While we are already pleased with these early results, it’s only the beginning. We are planning to enhance these capabilities as follows:

  • The threshold defined in the scenarios will vary from one infrastructure to another: this is something that will be auto-configured by observing the average traffic by country in normal conditions to set appropriate thresholds.

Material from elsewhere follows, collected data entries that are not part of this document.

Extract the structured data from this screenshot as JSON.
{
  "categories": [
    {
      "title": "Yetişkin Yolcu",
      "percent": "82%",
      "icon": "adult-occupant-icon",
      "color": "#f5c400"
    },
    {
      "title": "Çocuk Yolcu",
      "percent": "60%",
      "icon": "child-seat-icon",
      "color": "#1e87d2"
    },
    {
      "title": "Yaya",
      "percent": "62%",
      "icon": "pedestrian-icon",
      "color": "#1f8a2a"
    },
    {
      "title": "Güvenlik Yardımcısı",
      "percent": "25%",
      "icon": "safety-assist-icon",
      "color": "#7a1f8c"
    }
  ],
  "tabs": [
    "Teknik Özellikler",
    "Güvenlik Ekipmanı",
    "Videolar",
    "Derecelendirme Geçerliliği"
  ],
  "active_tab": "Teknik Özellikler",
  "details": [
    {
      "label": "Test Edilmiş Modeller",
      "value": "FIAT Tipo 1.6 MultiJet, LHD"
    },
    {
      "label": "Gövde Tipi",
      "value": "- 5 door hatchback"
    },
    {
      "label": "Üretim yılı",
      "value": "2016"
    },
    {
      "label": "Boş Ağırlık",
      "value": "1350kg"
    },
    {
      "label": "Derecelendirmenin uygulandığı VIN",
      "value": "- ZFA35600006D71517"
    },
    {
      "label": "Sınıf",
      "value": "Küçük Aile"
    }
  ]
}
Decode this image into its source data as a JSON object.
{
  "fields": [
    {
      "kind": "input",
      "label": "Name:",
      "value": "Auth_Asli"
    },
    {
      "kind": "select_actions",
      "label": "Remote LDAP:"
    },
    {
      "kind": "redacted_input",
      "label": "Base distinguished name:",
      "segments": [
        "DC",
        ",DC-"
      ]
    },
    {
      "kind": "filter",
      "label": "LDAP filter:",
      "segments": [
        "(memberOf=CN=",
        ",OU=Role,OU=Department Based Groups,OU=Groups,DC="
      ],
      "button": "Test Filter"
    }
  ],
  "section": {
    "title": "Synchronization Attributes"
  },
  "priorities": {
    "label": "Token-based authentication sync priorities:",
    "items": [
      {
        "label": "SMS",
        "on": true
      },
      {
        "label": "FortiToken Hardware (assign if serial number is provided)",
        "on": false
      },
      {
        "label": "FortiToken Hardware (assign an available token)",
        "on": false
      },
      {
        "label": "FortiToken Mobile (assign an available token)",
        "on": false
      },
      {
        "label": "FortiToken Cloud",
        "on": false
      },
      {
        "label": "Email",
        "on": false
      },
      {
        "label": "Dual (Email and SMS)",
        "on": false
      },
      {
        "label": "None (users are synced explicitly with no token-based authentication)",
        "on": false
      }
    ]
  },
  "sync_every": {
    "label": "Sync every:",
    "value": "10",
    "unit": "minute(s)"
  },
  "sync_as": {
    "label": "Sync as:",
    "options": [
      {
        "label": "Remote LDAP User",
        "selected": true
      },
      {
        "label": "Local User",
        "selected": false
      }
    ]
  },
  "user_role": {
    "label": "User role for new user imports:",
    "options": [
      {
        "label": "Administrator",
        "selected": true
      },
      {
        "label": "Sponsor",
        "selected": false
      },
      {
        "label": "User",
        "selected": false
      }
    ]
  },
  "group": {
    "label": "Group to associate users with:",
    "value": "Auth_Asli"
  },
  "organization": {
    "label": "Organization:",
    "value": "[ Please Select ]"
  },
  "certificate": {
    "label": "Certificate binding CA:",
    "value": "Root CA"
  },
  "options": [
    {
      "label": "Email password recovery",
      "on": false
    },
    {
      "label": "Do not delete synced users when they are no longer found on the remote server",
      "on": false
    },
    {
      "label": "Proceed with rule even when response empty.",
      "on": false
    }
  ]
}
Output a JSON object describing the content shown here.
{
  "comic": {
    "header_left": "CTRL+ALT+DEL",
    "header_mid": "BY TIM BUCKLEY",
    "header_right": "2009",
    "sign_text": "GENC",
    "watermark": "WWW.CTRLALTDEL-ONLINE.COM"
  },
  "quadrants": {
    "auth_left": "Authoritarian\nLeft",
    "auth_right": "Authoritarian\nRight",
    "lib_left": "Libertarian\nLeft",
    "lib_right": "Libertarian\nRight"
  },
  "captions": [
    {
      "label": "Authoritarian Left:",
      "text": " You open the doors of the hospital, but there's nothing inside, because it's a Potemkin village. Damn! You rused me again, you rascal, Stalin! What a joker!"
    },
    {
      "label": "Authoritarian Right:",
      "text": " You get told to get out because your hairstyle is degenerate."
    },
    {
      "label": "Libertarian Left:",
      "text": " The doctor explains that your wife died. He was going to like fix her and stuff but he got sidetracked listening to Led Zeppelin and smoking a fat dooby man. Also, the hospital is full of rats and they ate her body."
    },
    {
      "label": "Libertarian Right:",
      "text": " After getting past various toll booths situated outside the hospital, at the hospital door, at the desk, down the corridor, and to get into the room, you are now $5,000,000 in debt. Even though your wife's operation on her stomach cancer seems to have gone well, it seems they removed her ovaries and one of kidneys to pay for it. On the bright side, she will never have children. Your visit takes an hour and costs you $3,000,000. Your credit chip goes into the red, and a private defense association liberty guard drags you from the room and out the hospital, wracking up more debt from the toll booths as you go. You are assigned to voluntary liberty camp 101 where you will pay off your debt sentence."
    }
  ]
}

  • The booter service we used is somehow disappointing and unstable: the amount of IPs involved in between attacks varies but hardly passes the 1,200 marks. Have a good L7 DDoS booter service to recommend?
  • Current scenarios are great to stop raw L7 DDoS, but we will improve them to address more business cases such as credit card stuffing.

Now you know how easy it is to mitigate an applicative-layer DDoS attack using CrowdSec and Cloudflare. So why don't you take a leap?